Here, unlike Washington, plaintiff was aware that her job was in jeopardy due to several prior work infractions, and the referee and Board clearly discredited her explanation that she involuntarily fell asleep because she had taken Tylenol. Moreover, the surrounding circumstances indicated that plaintiff purposely took a nap, as her response to the visitor who woke her regarding the screaming resident was “she do that all the time,” rather than alarm or embarrassment. Moreover, unlike the administrative assistant in Washington, plaintiffs responsibilities here, i.e., monitoring 20 to 30 nursing home residents who required skilled nursing care, demanded that she be awake and alert, and her failure to ensure that she remained in such a state constituted misconduct under the Act. See Granite City Steel Division of National Steel Corp. v. Board of Review of the Department of Labor, 68 Ill. App. 3d 264, 270 (1979) (“misconduct” occurs where an employee breaches safety rules and endangers human life).

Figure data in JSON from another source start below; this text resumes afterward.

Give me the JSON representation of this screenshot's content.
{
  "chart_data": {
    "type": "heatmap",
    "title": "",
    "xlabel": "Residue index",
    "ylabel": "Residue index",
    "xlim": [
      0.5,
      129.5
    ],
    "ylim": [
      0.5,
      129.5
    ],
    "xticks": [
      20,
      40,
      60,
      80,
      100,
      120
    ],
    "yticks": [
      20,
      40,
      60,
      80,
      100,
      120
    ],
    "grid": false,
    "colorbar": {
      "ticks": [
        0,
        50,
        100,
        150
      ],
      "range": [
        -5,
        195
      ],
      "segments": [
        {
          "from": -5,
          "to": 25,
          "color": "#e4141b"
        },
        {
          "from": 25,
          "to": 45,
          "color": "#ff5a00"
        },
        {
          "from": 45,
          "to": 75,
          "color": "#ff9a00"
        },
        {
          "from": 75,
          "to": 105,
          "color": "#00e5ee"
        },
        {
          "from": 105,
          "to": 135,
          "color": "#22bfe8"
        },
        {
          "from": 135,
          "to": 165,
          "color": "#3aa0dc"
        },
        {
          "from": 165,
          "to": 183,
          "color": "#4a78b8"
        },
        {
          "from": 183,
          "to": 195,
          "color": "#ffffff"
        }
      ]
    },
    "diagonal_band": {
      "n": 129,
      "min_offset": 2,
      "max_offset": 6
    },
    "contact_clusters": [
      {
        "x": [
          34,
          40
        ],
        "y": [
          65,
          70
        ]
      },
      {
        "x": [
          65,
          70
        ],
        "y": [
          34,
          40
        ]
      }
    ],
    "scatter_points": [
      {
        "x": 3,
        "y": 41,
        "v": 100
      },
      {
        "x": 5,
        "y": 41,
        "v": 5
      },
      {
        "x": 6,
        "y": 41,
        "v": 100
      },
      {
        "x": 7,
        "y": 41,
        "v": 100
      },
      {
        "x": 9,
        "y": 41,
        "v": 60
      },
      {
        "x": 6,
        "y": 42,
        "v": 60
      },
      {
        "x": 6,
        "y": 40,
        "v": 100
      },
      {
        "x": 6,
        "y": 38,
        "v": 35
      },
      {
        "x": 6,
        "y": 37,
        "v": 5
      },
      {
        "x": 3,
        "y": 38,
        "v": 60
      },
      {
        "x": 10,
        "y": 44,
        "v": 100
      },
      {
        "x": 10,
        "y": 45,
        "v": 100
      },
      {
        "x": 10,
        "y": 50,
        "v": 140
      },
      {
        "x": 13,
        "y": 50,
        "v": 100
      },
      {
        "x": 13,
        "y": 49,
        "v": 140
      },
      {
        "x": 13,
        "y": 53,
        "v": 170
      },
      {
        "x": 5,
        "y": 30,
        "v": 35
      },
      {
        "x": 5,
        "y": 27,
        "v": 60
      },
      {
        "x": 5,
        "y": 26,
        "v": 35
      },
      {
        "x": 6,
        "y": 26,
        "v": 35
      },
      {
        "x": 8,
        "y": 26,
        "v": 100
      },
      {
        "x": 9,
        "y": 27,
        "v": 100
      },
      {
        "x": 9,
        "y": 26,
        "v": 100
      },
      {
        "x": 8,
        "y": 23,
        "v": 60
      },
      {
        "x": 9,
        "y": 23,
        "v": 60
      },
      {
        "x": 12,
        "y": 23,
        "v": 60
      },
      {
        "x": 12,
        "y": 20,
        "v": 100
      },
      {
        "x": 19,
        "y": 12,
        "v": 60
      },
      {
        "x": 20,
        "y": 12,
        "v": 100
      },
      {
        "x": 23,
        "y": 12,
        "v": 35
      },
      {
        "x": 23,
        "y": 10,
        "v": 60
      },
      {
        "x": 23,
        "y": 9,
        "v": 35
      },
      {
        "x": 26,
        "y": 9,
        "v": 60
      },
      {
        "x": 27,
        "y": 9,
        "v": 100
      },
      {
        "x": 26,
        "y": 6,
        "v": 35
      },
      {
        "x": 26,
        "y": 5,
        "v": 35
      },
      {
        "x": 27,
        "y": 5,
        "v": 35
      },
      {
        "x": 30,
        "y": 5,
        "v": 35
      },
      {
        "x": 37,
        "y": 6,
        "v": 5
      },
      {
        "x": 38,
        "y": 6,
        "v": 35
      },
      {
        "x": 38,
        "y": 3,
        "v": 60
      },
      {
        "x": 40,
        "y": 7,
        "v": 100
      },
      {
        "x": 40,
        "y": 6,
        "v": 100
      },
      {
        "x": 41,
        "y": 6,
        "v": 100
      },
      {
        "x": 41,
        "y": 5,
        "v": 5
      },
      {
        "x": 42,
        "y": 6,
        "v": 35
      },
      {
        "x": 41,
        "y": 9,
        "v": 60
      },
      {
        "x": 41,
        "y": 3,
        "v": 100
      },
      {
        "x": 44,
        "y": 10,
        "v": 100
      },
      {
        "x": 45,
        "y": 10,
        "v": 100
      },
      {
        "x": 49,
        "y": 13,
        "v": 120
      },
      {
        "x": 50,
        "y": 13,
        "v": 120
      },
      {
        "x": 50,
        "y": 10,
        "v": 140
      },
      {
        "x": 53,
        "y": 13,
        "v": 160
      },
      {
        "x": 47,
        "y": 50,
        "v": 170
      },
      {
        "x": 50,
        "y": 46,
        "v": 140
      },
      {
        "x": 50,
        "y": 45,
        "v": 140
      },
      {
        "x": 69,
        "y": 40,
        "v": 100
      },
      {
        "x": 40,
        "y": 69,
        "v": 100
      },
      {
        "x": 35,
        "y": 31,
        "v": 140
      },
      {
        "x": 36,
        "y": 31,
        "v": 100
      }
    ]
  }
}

We also find that Wrobel, where this court reaffirmed Washington’s holding that “misconduct” was limited to intentional acts, is distinguishable from the case at bar. In Wrobel, this court found that plaintiff acted unconsciously when he overslept because his alarm clock did not sound due to a power failure, as nothing in the record suggested that plaintiff chose to sleep in, and, thus, his act of calling in “late” to work did not constitute misconduct under the Act. Wrobel, 344 Ill. App. 3d at 528.

In contrast to Wrobel, plaintiff here testified that she believed drowsiness was a side effect of taking Tylenol, yet she voluntarily took *715it during her shift without providing anyone with notice that she was going to do so. Thus, plaintiffs acts cannot be excused as unintentional, as they were in Wrobel. Accordingly, we conclude that the Board’s decision to deny her claim for benefits under section 602(A) of the Act was not clearly erroneous.

In so finding, we note that plaintiff has waived several arguments, i.e., that the referee applied an outdated definition of misconduct and that the referee’s/Board’s decision included findings and misstatements of the record that were irrelevant to the issue of whether plaintiffs conduct was wilful and deliberate, by raising them for the first time on appeal. Arguments not presented at an administrative hearing or in the complaint for administrative review are waived on review. Sieron & Associates, Inc. v. Department of Insurance, 368 Ill. App. 3d 181, 189 (2006); North Avenue Properties, L.L.C. v. Zoning Board of Appeals, 312 111. App. 3d 182, 187 (2000).

Accordingly, we affirm the order of the circuit court of Cook County.

Affirmed.

FITZGERALD SMITH, P.J., and O’MARA FROSSARD, J., concur.